Она положила трубку. Я еще какое-то время шел, держа в руке телефон. Гул в ушах поутих, сдавшись под натиском ее голоса. Впереди была все та же неизвестность, но теперь она казалась не такой уж и пугающей. Просто другой район. Я свернул за угол, решив дойти до метро пешком. Посмотрим.
Так и вышло. Домой пришел, отужинал чем-то простым, разогретым на скорую руку. На следующий день, как и думал, махнул на рыбалку. Сидел с удочкой на берегу, смотрел на воду. Ничего не поймал, ну и ладно. Не в улове же дело. Просто посидел в тишине, без мыслей, без дел. Отдохнул.
А потом просто жил. Вот так и живу сейчас. Сижу в своей сталинке, слушаю, как под окном Москва гудит-бурлит. Машинный гул, сигналы, этот вечно дребезжащий светофор – музыка, к которой ухо давно притерпелось. Я ж здесь и родился, и служил, и живу до сих пор, так что стал этот шум чем-то вроде фонового шипения в голове. Привычка – вторая натура. Даже тишина теперь кажется подозрительной.
Взял в руки фотку дочки. Умница же... Маргарита бы точно ею гордилась. Англия, колледж, все дела... Эх, знал бы я, к чему тот вечер приведет, ни за что бы одну не отпустил... Ладно, что об этом. Ностальгией сыт не будешь, а счета к оплате как назойливые мухи – сами себя не оплатят.
Глотнул чаю, почти уже холодного, и снова уткнулся в ноут. Вакансии... «Водитель» – скука смертная. «Охранник» – спать захотелось просто с одного названия. «Консультант»... Тьфу, там пахать нужно как проклятый, а в итоге – на хлеб с маслом, если повезет.
В телевизоре, который я по привычке оставил включенным для фона, какой-то взволнованный ведущий с неестественно громким голосом вещал о последних новостях.
«...а специалисты по аномальным явлениям вновь заявляют – нечисть среди нас! Она маскируется под обычных людей, живет в соседних подъездах, и, возможно, ваш начальник...»
Я щелкнул пультом, и экран погас. Брехня. Очередная ерунда, чтобы народ от реальных проблем отвлечь. То НЛО видят там, где пролетали метеозонды, то вампиров в ночных клубах ищут. Обычное сотрясание воздуха для тех, кому больше думать не о чем. В жизни и так хватает настоящих трудностей, чтобы выдуманными еще голову забивать.

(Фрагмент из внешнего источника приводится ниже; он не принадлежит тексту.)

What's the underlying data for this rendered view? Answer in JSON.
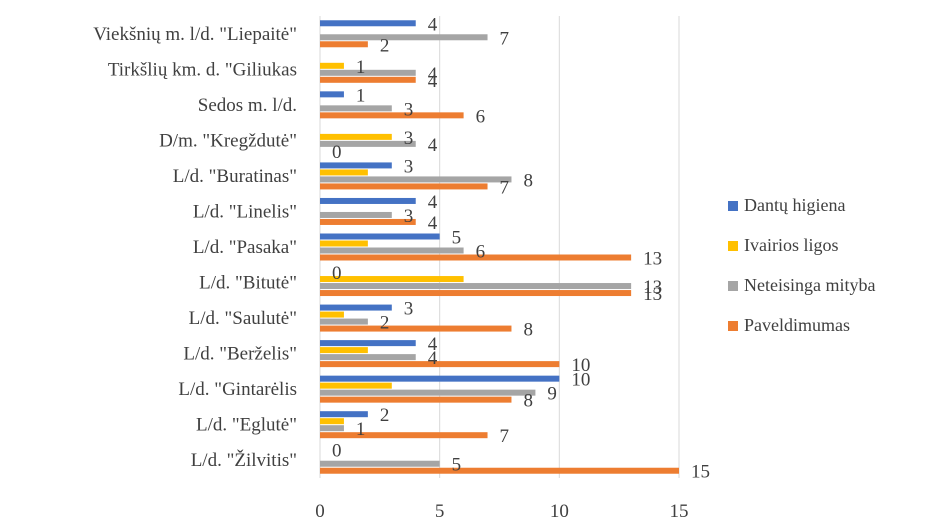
{
  "chart_data": {
    "type": "bar",
    "orientation": "horizontal",
    "categories": [
      "Viekšnių m. l/d. \"Liepaitė\"",
      "Tirkšlių km. d. \"Giliukas",
      "Sedos m. l/d.",
      "D/m. \"Kregždutė\"",
      "L/d. \"Buratinas\"",
      "L/d. \"Linelis\"",
      "L/d. \"Pasaka\"",
      "L/d. \"Bitutė\"",
      "L/d. \"Saulutė\"",
      "L/d. \"Berželis\"",
      "L/d. \"Gintarėlis",
      "L/d. \"Eglutė\"",
      "L/d. \"Žilvitis\""
    ],
    "series": [
      {
        "name": "Dantų higiena",
        "color": "#4472C4",
        "values": [
          4,
          0,
          1,
          0,
          3,
          4,
          5,
          0,
          3,
          4,
          10,
          2,
          0
        ]
      },
      {
        "name": "Ivairios ligos",
        "color": "#FFC000",
        "values": [
          0,
          1,
          0,
          3,
          2,
          0,
          2,
          6,
          1,
          2,
          3,
          1,
          0
        ]
      },
      {
        "name": "Neteisinga mityba",
        "color": "#A5A5A5",
        "values": [
          7,
          4,
          3,
          4,
          8,
          3,
          6,
          13,
          2,
          4,
          9,
          1,
          5
        ]
      },
      {
        "name": "Paveldimumas",
        "color": "#ED7D31",
        "values": [
          2,
          4,
          6,
          0,
          7,
          4,
          13,
          13,
          8,
          10,
          8,
          7,
          15
        ]
      }
    ],
    "data_labels": [
      [
        {
          "series": 0,
          "text": "4"
        },
        {
          "series": 2,
          "text": "7"
        },
        {
          "series": 3,
          "text": "2"
        }
      ],
      [
        {
          "series": 1,
          "text": "1"
        },
        {
          "series": 2,
          "text": "4"
        },
        {
          "series": 3,
          "text": "4"
        }
      ],
      [
        {
          "series": 0,
          "text": "1"
        },
        {
          "series": 2,
          "text": "3"
        },
        {
          "series": 3,
          "text": "6"
        }
      ],
      [
        {
          "series": 1,
          "text": "3"
        },
        {
          "series": 2,
          "text": "4"
        },
        {
          "series": 3,
          "text": "0"
        }
      ],
      [
        {
          "series": 0,
          "text": "3"
        },
        {
          "series": 2,
          "text": "8"
        },
        {
          "series": 3,
          "text": "7"
        }
      ],
      [
        {
          "series": 0,
          "text": "4"
        },
        {
          "series": 2,
          "text": "3"
        },
        {
          "series": 3,
          "text": "4"
        }
      ],
      [
        {
          "series": 0,
          "text": "5"
        },
        {
          "series": 2,
          "text": "6"
        },
        {
          "series": 3,
          "text": "13"
        }
      ],
      [
        {
          "series": 0,
          "text": "0"
        },
        {
          "series": 2,
          "text": "13"
        },
        {
          "series": 3,
          "text": "13"
        }
      ],
      [
        {
          "series": 0,
          "text": "3"
        },
        {
          "series": 2,
          "text": "2"
        },
        {
          "series": 3,
          "text": "8"
        }
      ],
      [
        {
          "series": 0,
          "text": "4"
        },
        {
          "series": 2,
          "text": "4"
        },
        {
          "series": 3,
          "text": "10"
        }
      ],
      [
        {
          "series": 0,
          "text": "10"
        },
        {
          "series": 2,
          "text": "9"
        },
        {
          "series": 3,
          "text": "8"
        }
      ],
      [
        {
          "series": 0,
          "text": "2"
        },
        {
          "series": 2,
          "text": "1"
        },
        {
          "series": 3,
          "text": "7"
        }
      ],
      [
        {
          "series": 0,
          "text": "0"
        },
        {
          "series": 2,
          "text": "5"
        },
        {
          "series": 3,
          "text": "15"
        }
      ]
    ],
    "xlim": [
      0,
      15
    ],
    "x_ticks": [
      0,
      5,
      10,
      15
    ],
    "title": "",
    "xlabel": "",
    "ylabel": "",
    "grid": "vertical",
    "legend_position": "right"
  }
}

– Ладно, – пробормотал я сам себе, отводя взгляд от черного экрана. – Давай попробуем телохранителем. Кто знает...
Набрал номер. «Алло? По вакансии... Кастинг? Понял». Отключился. Тысяча человек на кастинг... Нет, это не мое. Я солдат, а не артист, чтобы роли на пробы носить.
Полистал дальше. «Курьер. Зарплата ежедневно». Позвонил. Веселый голос на том конце обрадовался: «Супер! Приезжайте на склад, у нас дружный коллектив!». Другой коллектив... У меня от этой фразы уже в жилах стынет.
Нашел «Старший смены на склад». Ну, старший, это хоть что-то. Набрал.
– Алло, – сиплый бас. – Опыт работы в логистике есть?
– В организации процессов – есть, – ответил я. – Командный опыт.
– А на погрузчике умеешь?
– Нет.
– Ну тогда и нечего время отнимать, – отрезали и бросили трубку.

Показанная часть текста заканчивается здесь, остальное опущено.